“The first tranche from the network is going to be deposited this week,” Senderovsky said. “Though I do owe Ed ten thousand and another twenty to the general and the workmen. Which won’t leave much.”
“It must be scary for you,” she said. “Running out of money.” They were speaking, therapeutically, in English.
“They’ve commissioned the next two episodes already, so we’re in good shape.” What he left unsaid was the fact that if the Actor broke up with Dee, if he began to once again cast a critical eye over the scripts or if he were to drop out completely to distance himself from Senderovsky and his Dacha of Doom, the money would stop at the first tranche. She felt him squeeze her hand and knew he was worried. There were more squeezes to follow, until he finally fell asleep, coughing all the while.
She lay awake for another hour, until someone began to turn the knob of the bungalow’s front door. Masha jerked up. She had made all the residents lock their doors at night after hearing the state trooper describe the defenselessness of their property. She thought of waking her coughing husband but instead ran to the door herself, peeking past the blinds.
It was Nat, beneath a colorful Wanna One umbrella (they were a rival boy band to BTS; Nat couldn’t stand to get the umbrella with her real heroes wet), still wearing her polka-dot frock. Masha ushered her in. “What happened?” she whispered.
“I wanted to sleep next to you and Daddy,” Nat whispered back. The back of her neck felt sticky to Masha’s touch. Karen had probably failed to bathe her. Masha found herself worried that Karen might wake up in the middle of the night and discover the child was missing.

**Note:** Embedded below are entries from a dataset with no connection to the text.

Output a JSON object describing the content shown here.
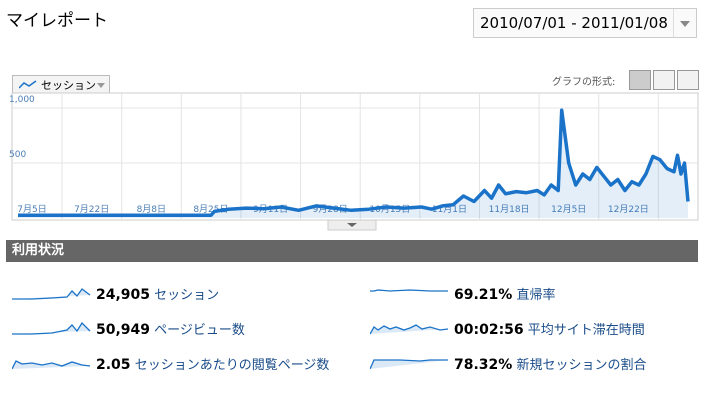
{
  "header": {
    "title": "マイレポート",
    "date_range": "2010/07/01 - 2011/01/08"
  },
  "tab": "セッション",
  "graph_type_label": "グラフの形式:",
  "chart_data": {
    "type": "line",
    "color": "#1a73c8",
    "x": [
      0,
      10,
      20,
      30,
      40,
      50,
      55,
      56,
      60,
      65,
      70,
      75,
      80,
      85,
      90,
      95,
      100,
      105,
      110,
      115,
      118,
      121,
      124,
      127,
      130,
      133,
      135,
      137,
      139,
      142,
      145,
      148,
      150,
      152,
      154,
      155,
      157,
      159,
      161,
      163,
      165,
      167,
      169,
      171,
      173,
      175,
      177,
      179,
      181,
      183,
      185,
      187,
      188,
      189,
      190,
      191
    ],
    "series": [
      {
        "name": "セッション",
        "color": "#1a73c8",
        "values": [
          25,
          25,
          25,
          25,
          25,
          25,
          25,
          60,
          80,
          90,
          85,
          100,
          70,
          110,
          90,
          70,
          80,
          100,
          90,
          100,
          80,
          110,
          120,
          200,
          150,
          250,
          180,
          300,
          220,
          240,
          230,
          250,
          210,
          300,
          250,
          980,
          500,
          300,
          400,
          350,
          460,
          380,
          300,
          350,
          250,
          330,
          300,
          400,
          560,
          530,
          450,
          420,
          570,
          400,
          500,
          150
        ]
      }
    ],
    "xlim": [
      0,
      191
    ],
    "ylim": [
      0,
      1100
    ],
    "xticks": [
      {
        "value": 4,
        "label": "7月5日"
      },
      {
        "value": 21,
        "label": "7月22日"
      },
      {
        "value": 38,
        "label": "8月8日"
      },
      {
        "value": 55,
        "label": "8月25日"
      },
      {
        "value": 72,
        "label": "9月11日"
      },
      {
        "value": 89,
        "label": "9月28日"
      },
      {
        "value": 106,
        "label": "10月15日"
      },
      {
        "value": 123,
        "label": "11月1日"
      },
      {
        "value": 140,
        "label": "11月18日"
      },
      {
        "value": 157,
        "label": "12月5日"
      },
      {
        "value": 174,
        "label": "12月22日"
      }
    ],
    "yticks": [
      500,
      {
        "value": 1000,
        "label": "1,000"
      }
    ],
    "grid": true
  },
  "section_title": "利用状況",
  "metrics": [
    {
      "value": "24,905",
      "label": "セッション"
    },
    {
      "value": "69.21%",
      "label": "直帰率"
    },
    {
      "value": "50,949",
      "label": "ページビュー数"
    },
    {
      "value": "00:02:56",
      "label": "平均サイト滞在時間"
    },
    {
      "value": "2.05",
      "label": "セッションあたりの閲覧ページ数"
    },
    {
      "value": "78.32%",
      "label": "新規セッションの割合"
    }
  ]
}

Why was she so concerned with Karen’s feelings all of a sudden? “I wrote Karen-emo a note,” Nat whispered, reading her mother’s mind.
She briskly climbed into bed and found a groove between her parents into which she curled, her arms around her knees. Masha buried her nose into Nat’s dirty hair and began to breathe in all she could. Senderovsky blindly draped an arm around Nat, but without the moonlight streaming through one open window his wife and daughter could not see his dreamland smile. Eventually, Masha did see that his big hand had found her little one, and she begged herself to forget the fact that when the kids pared off at the Kindness Academy before proceeding to lunch or recess (there was a lot of recess), there would often be no one to hold Nat’s hand but the teacher.
“You should get a health app to monitor Daddy’s cough,” Nat whispered. She had learned a lot about apps from Karen.
“Shhh,” Masha whispered back. “Count backward from ten in any language you like and then you’ll be asleep.”
“Desyat’,” Nat began. “Devyat’, vosem, sem, shest’, pyat’, chetyre, tri, dva, odin.”
“Tak derzhat’,” Senderovsky whispered in his sleep, his father’s rarely tendered praise bright and sweet against his palate.
* * *
—
Karen and Vinod were snoring with abandon, their arms desperately tight around each other, as if the final smokestack of the Titanic was disappearing into the waves behind them. Ed had taken two sleeping pills, first one and then an hour later another, a left hook to the jaw and then a right hook, and was now knocked out on the edge of his bed. A flute was playing dimly in the subbasements of his consciousness, and he floated toward that excellent sound, disembodied.
Dee’s face was buried deep in her pillow and she had to maneuver at times to draw a breath. The sex had helped calm her. He had given his all, and his all was wonderful. She had even bit his lip out of what she could only surmise was passion. They laughed when they realized she had drawn blood, but still kept going. He loves me, the idiot, she had thought. All the mentions on her favorite social channel were wrong. She was worth loving.
He couldn’t sleep. There was the thunder and lightning and the (mostly ornamental) fan turning above him. Apocalypse Now. The second shot of the movie. Willard looking at the rotating fan in the Saigon hotel. They were in the middle of a war, he thought. The bombs were coming down like in that Graham Greene novel about life during the Blitz. He touched himself and brought his fingers up to his nose so that he could smell the both of them. Give me the strength, he thought. But the strength to do what?
He wanted to sing a song he remembered from watching Sesame Street as a kid. (A latchkey kid, he thought with soothing self-pity.) It was an adaptation of a British nursery song, sung as a round by a family of cartoon turtles. He had since heard it performed onstage as a round for four voice parts. He sat by the window and began to mouth the words, first in his natural bass, then mentally switching up to tenor, alto, soprano.